Let’s start from the beginning, otherwise our code will soon become very ugly. `idx`

contains all indices of the test data. We split `train`

in 10 parts (10 folds), so each validation part has 2563 observations. This is easy with the `createFolds()`

function in the `caret`

package:

```
folds <- createFolds(labels[idx], k = 10)
fmat <- do.call(cbind, folds)
```

As a result, we get a list of length 10 that holds all the required indices of each fold.

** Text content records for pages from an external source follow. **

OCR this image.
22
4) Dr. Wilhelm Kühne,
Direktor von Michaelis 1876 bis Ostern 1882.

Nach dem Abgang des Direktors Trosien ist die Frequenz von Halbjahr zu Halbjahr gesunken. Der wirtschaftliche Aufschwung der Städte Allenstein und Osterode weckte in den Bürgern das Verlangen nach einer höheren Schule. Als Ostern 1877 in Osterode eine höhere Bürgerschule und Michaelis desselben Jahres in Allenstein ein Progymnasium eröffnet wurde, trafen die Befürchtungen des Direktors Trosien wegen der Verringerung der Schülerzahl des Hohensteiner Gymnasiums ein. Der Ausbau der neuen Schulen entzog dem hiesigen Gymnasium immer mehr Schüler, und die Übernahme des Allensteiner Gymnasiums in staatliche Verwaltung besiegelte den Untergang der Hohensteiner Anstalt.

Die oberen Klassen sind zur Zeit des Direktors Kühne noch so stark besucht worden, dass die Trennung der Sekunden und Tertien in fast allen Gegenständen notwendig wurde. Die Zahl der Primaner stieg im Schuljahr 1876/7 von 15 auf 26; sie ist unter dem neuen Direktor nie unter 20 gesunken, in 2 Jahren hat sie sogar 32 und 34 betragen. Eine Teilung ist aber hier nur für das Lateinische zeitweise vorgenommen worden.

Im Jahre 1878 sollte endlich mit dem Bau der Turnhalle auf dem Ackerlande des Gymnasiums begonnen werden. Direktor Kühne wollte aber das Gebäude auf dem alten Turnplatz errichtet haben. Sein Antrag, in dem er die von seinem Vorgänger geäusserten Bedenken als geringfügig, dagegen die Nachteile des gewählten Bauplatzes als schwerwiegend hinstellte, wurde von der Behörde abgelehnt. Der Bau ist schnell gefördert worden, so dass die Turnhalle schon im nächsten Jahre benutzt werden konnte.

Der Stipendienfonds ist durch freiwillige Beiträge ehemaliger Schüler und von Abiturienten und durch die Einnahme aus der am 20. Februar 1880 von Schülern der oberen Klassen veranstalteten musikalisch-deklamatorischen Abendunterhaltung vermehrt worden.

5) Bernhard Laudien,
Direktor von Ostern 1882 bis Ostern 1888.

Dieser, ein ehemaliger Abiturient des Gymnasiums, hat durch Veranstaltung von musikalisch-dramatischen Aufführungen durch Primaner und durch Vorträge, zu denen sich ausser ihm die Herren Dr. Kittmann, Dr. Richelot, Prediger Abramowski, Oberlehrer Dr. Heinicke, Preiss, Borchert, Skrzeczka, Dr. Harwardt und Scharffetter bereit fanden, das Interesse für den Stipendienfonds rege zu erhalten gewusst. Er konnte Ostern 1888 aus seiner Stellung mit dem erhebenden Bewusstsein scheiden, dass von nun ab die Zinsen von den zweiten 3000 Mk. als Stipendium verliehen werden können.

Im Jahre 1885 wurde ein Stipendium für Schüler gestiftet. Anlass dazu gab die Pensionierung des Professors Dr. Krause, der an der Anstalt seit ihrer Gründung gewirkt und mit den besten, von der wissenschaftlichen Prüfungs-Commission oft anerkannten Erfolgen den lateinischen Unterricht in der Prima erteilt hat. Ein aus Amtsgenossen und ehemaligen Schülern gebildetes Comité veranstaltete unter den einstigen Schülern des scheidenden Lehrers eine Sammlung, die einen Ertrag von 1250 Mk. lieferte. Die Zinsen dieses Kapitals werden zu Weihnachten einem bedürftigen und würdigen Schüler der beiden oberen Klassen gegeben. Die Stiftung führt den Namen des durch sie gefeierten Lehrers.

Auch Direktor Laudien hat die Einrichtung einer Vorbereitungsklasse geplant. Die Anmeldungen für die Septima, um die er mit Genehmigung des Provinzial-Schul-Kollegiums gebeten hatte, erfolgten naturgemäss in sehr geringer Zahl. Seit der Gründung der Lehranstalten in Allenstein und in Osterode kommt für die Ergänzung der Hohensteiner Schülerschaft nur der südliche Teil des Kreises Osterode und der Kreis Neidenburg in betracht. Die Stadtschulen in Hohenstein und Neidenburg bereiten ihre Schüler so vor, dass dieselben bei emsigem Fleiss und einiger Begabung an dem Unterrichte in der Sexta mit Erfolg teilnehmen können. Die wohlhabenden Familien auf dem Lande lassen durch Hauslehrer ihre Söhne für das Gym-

I converted the folds to a matrix `fmat`

for easier indexing (because the observations cannot be divided by 10 evenly, some folds contain one repeated observation).
Let’s build our 10 new training and validation sets:

```
for(i in 1:10) {
tr <- train[as.vector(fmat[,-i]),]
v <- train[as.vector(fmat[,i]),]
eval(parse(text=paste0("dval",i,"<-", "xgb.DMatrix(v, label = labels[idx[as.vector(fmat[,i])]])")))
eval(parse(text=paste0("dtr",i,"<-", "xgb.DMatrix(tr, label = labels[idx[as.vector(fmat[,-i])]])")))
}
```

We have to build 10 watchlists, too:

```
for(k in 1:10) {
eval(parse(text=paste0("watchlist",k,"<-list('train'=dtr",k,",'val'=dval",k,")")))
}
```

Then, train all models:

```
for(n in 1:10) {
eval(parse(text=paste0("m",n,"<-xgb.train(param, dtr",n,",nthread=2, nrounds = num_rounds, watchlist = watchlist",n,",early.stop.round = 200, maximize = TRUE)")))
}
```

And predict on the test set:

```
for(m in 1:10) {
eval(parse(text=paste0("pr",m,"<-predict(m",m,",dtest)")))
}
```

Because we use AUC as our metric, we can just add up all predictions and then evaluate them again:

```
finalpred <- pr1 + pr2 + pr3 + pr4 + pr5 + pr6 + pr7 + pr8 + pr9 + pr10
auc.tmp <- prediction(finalpred, labels[-idx])
auc <- performance(auc.tmp, "auc")
auc@y.values
```

```
## [[1]]
## [1] 0.9298569
```

We still could not improve, but I hope you get the idea. Be sure to check out `Xgboost`

’s github page where you find more examples.